Broken out by housing type, the median price of a two-storey home in the Metro Vancouver area decreased 1.1 per cent year-over-year to $1,402,395, while the median price of a condominium and bungalow decreased 2.5 per cent and 4.2 per cent to $636,012 and $1,182,420, respectively.

However, prices in some areas have not been as hard hit as others in the first quarter. 

The changes in 2020 Q1 prices, year-over-year include:

  • Abbotsford: 2.1 per cent
  • Vancouver: 1.0 per cent
  • Victoria: 1.0 per cent
  • Burnaby: -1.0 per cent
  • Surrey: -1.3 per cent
  • North Vancouver: -2.4 per cent
  • Coquitlam: -3.5 per cent
  • Langley: -3.9 per cent
  • West Vancouver: -5.9 per cent
  • Richmond -8.4 per cent

Things are expected to improve if we ease out of the crisis before the summer, with overall prices for Metro Vancouver to increase 0.5 per cent by the end of the year. If the crisis extends through the summer, Royal LePage predicts prices will end the year down 2.5 per cent.

“I went through 2008, so I’ve got some scars and experience going through market shocks,” added Dinani, “I think we (will) come out of this a lot sooner.”

But even when the crisis does start to end, we may see changes in how homes are sold. Open houses, which have ceased because of physical distancing, may not come back quickly, if at all.

“As realtors, the public open houses are now something of the past, naturally, but we are starting to leverage technology,” said Dinani.
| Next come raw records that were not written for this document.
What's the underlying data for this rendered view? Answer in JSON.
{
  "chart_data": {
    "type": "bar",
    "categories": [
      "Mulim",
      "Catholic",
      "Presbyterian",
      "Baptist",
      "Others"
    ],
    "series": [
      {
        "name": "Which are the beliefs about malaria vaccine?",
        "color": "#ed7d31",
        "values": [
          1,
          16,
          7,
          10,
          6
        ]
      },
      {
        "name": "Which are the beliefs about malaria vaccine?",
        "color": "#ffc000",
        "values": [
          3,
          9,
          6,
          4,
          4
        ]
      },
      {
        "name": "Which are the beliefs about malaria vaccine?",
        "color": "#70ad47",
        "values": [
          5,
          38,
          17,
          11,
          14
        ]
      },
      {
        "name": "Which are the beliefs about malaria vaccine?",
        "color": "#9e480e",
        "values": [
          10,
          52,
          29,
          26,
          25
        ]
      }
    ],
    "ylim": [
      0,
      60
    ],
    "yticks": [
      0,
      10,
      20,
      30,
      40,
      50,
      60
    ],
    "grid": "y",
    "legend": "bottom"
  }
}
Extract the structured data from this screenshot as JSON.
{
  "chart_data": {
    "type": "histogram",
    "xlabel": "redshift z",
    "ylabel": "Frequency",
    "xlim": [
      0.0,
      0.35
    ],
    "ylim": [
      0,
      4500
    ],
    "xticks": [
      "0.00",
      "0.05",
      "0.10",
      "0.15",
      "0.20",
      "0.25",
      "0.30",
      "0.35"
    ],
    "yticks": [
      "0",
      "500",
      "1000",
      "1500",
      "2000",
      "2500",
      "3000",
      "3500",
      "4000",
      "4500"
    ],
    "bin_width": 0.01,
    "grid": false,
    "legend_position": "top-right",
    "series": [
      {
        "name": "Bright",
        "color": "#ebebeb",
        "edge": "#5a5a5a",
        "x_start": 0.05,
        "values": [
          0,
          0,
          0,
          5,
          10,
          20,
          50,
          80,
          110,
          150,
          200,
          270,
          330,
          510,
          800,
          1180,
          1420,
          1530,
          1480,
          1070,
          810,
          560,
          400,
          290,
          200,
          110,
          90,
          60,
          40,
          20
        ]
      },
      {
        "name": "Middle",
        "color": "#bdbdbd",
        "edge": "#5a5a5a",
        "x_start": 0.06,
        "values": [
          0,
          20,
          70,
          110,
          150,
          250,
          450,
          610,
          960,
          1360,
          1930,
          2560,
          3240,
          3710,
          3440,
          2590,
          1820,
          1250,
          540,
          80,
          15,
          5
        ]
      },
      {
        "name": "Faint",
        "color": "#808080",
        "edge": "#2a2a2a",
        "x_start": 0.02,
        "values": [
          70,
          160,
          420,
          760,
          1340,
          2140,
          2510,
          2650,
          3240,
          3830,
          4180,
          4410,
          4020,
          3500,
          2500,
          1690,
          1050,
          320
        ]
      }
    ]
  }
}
He’s optimistic about the future, and said there’s still pent up demand and interest rates remain low. The big unknown is employment and people’s job security.

Many potential buyers may still decide to wait before making one of the biggest financial decisions in their lives.

“People are going to hit pause. People are going to want the dust to settle before they start you know making the biggest financial decisions in their lives,” Dinani said.